Configuration Limits¶
| Parameter | Default | Description |
|---|---|---|
max_agent_iterations |
8 | Maximum ReAct loop iterations per subtask |
max_subtasks |
8 | Maximum number of decomposed subtasks |
context_compression |
enabled | Compresses conversation history when tokens exceed 80% of max_context_tokens |
Subtask timeouts are not enforced in the Development workflow (sequential execution without explicit per-subtask timeout, unlike Coordinated's 180s or TDD's 300s). The agent loop itself will stop after max_agent_iterations or when the LLM produces a final response without tool calls.

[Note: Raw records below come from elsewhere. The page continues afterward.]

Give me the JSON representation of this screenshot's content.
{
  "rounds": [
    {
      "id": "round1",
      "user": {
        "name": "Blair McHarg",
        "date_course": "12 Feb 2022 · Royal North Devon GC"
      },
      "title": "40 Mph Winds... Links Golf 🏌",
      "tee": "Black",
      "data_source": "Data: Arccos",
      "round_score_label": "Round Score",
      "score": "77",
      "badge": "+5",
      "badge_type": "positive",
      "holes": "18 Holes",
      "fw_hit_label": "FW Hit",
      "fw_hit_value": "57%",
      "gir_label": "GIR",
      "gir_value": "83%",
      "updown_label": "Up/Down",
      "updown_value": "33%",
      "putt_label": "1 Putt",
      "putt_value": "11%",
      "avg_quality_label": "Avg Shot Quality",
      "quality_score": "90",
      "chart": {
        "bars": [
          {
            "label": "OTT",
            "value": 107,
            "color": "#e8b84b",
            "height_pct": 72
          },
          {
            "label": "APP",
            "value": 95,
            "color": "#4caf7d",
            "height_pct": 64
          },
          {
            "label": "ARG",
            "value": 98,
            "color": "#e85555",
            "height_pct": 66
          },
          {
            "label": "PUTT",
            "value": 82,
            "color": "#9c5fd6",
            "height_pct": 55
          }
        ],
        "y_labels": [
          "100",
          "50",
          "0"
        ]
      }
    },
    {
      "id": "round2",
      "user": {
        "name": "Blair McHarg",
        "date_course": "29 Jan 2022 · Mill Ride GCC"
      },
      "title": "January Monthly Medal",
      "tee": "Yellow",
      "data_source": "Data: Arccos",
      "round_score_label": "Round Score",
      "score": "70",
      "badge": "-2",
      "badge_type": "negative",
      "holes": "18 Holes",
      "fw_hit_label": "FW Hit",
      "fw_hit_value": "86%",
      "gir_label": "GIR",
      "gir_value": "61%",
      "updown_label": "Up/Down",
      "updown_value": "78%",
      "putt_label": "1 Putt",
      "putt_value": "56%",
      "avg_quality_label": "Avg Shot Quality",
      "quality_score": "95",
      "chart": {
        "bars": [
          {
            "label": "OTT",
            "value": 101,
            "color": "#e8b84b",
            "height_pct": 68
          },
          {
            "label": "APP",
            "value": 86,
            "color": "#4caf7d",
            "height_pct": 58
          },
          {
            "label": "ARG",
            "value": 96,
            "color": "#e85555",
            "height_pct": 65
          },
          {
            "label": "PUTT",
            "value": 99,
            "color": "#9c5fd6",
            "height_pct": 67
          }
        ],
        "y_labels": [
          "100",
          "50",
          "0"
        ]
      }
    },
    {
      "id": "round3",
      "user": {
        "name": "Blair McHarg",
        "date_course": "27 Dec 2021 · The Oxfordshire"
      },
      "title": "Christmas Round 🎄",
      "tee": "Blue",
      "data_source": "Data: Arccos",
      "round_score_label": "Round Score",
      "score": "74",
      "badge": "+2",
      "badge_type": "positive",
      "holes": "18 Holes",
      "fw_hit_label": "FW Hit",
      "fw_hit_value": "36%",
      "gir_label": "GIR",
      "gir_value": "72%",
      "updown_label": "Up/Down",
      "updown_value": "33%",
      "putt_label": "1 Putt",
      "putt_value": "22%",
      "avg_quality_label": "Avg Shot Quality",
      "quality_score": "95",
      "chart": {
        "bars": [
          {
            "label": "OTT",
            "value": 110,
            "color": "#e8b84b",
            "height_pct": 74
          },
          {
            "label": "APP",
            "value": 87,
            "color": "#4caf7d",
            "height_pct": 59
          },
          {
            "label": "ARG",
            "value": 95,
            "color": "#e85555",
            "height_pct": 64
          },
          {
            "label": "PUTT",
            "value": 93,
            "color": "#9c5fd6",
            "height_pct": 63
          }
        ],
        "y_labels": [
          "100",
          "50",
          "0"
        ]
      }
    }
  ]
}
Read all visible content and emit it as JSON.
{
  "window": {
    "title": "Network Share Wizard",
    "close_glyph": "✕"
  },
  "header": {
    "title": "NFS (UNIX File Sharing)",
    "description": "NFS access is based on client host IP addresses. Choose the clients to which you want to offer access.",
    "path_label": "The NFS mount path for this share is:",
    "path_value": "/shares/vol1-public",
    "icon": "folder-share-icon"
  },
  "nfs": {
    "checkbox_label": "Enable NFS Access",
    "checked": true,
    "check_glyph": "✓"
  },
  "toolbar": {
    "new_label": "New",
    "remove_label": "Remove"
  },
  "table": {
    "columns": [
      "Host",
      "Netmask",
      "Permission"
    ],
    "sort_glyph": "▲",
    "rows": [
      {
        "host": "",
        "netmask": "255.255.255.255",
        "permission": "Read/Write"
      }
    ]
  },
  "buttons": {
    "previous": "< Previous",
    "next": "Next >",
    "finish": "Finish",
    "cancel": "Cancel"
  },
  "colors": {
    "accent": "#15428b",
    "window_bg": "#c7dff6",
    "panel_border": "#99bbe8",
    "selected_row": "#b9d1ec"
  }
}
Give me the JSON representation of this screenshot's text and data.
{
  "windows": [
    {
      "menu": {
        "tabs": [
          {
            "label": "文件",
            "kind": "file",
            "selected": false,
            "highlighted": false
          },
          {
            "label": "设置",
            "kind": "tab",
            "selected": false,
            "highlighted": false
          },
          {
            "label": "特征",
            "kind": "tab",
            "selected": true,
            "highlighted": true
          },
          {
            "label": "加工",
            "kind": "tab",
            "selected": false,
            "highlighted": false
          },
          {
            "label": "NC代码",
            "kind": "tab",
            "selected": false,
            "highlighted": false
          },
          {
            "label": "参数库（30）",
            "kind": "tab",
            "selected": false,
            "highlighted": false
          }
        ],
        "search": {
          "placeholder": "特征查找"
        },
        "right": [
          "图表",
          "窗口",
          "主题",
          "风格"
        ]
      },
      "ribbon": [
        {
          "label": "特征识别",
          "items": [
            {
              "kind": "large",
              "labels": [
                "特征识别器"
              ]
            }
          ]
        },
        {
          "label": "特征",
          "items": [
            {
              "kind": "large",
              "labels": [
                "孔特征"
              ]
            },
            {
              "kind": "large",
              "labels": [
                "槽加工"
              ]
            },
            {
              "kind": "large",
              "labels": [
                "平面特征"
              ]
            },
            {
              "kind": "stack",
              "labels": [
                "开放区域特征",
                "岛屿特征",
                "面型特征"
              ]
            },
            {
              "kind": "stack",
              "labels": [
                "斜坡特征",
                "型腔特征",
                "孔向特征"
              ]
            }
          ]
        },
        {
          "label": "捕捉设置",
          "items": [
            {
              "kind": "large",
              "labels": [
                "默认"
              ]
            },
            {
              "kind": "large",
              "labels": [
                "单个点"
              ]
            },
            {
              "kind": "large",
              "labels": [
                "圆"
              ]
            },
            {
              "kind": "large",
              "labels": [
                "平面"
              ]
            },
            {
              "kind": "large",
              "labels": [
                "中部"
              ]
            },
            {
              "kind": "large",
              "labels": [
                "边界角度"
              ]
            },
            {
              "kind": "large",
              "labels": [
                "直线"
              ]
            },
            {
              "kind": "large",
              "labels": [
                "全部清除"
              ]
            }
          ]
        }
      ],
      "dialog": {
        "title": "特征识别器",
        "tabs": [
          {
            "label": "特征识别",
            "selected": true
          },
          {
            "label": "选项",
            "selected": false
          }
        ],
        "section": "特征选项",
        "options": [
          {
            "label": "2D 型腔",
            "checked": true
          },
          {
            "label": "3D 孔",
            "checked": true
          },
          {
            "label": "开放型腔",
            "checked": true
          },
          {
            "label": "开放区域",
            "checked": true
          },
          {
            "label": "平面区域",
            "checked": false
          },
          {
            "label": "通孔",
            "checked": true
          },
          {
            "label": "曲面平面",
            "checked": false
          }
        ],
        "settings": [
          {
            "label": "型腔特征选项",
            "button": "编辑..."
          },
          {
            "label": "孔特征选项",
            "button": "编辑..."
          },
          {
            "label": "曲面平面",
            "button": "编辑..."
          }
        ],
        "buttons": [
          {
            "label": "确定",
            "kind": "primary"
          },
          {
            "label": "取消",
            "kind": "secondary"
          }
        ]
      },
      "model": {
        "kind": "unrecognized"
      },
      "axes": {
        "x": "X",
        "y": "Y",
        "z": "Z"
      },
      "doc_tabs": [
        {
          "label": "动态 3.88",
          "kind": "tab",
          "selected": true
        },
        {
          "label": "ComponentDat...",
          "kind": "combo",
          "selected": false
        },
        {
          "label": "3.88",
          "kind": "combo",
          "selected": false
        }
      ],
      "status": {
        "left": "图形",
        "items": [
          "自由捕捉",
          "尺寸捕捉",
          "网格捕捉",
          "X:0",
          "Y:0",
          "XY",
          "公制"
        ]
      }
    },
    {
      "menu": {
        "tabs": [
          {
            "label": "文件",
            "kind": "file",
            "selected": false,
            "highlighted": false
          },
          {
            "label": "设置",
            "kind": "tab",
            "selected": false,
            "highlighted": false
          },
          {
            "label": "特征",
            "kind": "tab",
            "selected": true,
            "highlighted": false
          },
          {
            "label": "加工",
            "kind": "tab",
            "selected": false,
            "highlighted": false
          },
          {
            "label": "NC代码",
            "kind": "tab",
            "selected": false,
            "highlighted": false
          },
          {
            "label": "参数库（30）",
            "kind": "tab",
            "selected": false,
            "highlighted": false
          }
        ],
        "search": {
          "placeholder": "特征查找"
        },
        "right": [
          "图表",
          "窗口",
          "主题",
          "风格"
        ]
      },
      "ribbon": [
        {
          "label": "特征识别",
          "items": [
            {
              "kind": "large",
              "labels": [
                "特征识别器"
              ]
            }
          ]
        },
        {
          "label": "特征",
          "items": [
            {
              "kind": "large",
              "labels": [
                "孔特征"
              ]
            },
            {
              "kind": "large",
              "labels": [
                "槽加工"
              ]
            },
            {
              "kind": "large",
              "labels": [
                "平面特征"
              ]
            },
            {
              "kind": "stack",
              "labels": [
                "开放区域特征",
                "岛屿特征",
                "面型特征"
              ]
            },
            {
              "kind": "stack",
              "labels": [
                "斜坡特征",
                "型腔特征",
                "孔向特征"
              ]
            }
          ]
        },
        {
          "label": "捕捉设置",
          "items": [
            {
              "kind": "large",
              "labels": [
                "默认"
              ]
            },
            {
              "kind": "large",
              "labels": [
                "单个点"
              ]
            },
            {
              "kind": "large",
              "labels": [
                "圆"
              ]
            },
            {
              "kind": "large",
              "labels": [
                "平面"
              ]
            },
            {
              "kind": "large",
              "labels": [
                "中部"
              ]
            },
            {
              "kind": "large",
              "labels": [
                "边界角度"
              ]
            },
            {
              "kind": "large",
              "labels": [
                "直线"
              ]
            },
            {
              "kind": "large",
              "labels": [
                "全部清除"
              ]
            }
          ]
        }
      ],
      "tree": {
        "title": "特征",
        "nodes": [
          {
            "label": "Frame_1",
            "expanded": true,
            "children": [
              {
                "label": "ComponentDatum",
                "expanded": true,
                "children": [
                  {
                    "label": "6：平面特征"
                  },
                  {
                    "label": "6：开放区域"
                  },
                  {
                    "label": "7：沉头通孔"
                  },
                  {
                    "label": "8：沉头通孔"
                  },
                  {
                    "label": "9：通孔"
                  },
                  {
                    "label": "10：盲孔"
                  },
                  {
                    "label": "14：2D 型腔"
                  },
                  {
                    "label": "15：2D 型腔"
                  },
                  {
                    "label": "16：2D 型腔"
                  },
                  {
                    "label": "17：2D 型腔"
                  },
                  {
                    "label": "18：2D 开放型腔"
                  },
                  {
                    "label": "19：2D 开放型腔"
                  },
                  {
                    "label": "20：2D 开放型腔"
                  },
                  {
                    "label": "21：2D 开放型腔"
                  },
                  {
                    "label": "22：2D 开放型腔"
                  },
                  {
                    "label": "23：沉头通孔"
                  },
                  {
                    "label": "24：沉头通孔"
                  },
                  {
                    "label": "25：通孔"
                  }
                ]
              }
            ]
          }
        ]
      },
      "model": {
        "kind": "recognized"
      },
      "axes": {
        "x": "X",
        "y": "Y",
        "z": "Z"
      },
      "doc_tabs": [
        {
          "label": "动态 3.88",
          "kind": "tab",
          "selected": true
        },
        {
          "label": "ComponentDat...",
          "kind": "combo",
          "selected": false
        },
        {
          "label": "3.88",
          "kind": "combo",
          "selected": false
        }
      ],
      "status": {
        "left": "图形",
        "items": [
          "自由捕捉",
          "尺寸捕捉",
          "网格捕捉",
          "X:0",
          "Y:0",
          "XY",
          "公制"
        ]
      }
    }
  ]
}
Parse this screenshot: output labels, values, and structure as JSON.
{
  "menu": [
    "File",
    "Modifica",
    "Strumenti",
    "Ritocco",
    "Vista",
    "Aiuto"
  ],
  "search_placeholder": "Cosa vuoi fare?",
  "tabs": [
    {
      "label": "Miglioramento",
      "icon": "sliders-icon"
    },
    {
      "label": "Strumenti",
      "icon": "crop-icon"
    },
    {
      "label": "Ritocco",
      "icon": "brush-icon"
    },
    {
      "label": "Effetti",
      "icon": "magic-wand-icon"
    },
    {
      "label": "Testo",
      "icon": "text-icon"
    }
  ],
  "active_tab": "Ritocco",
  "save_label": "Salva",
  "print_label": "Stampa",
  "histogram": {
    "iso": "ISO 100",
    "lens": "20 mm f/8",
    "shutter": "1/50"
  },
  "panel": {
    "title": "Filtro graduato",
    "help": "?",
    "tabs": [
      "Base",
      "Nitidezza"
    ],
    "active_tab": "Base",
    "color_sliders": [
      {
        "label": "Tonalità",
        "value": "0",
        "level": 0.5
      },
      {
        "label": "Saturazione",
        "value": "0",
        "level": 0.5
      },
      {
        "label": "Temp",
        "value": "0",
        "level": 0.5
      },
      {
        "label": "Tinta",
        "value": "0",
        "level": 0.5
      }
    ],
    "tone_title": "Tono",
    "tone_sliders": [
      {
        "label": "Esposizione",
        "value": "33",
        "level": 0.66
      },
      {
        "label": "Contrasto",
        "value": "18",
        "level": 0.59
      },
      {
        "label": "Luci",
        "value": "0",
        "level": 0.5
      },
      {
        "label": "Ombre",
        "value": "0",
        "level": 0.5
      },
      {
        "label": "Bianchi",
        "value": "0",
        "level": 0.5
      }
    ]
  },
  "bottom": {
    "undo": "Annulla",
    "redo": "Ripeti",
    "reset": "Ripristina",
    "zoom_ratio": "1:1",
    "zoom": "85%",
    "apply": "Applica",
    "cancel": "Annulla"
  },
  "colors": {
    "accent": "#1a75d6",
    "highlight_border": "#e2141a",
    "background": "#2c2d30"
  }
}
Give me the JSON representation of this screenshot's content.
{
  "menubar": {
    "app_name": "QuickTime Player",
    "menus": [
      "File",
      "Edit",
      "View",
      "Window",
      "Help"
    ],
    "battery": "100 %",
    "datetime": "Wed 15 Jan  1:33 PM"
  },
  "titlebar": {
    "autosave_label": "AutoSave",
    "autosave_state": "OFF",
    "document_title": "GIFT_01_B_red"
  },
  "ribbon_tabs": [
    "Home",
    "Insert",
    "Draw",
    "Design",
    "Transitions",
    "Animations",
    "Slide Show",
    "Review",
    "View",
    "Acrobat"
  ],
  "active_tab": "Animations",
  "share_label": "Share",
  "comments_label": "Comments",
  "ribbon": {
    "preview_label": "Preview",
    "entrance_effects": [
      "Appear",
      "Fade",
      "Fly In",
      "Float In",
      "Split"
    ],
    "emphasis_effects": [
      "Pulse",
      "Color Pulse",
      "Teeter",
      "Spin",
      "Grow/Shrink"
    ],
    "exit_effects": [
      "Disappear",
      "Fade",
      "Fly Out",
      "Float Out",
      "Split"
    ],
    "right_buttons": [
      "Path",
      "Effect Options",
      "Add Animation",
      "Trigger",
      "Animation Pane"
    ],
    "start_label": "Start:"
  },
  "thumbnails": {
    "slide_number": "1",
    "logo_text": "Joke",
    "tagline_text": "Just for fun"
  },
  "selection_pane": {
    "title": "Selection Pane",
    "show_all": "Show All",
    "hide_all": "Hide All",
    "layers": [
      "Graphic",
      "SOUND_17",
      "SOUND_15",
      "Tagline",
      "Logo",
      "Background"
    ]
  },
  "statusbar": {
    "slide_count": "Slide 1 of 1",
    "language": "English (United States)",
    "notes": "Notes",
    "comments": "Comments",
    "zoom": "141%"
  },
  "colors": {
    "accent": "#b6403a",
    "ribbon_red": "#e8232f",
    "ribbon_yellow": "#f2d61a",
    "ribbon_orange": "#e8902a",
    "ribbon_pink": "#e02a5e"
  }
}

When to Use vs Other Workflows¶
| Scenario | Recommended workflow |
|---|---|
| Build a feature, fix a bug, refactor code | Development |
| Multi-step task with independent phases | Coordinated |
| Architecture decision or design debate | Collaborative |
| Feature with guaranteed test coverage | TDD |
| Quick question or explanation | Chat mode (no workflow) |
Chat mode vs Orchestrate mode
For quick questions, explanations, or simple code snippets, switch to Chat mode and select an agent directly. This bypasses orchestration entirely and uses the _run_simple_conversation fast path — faster and cheaper for simple queries.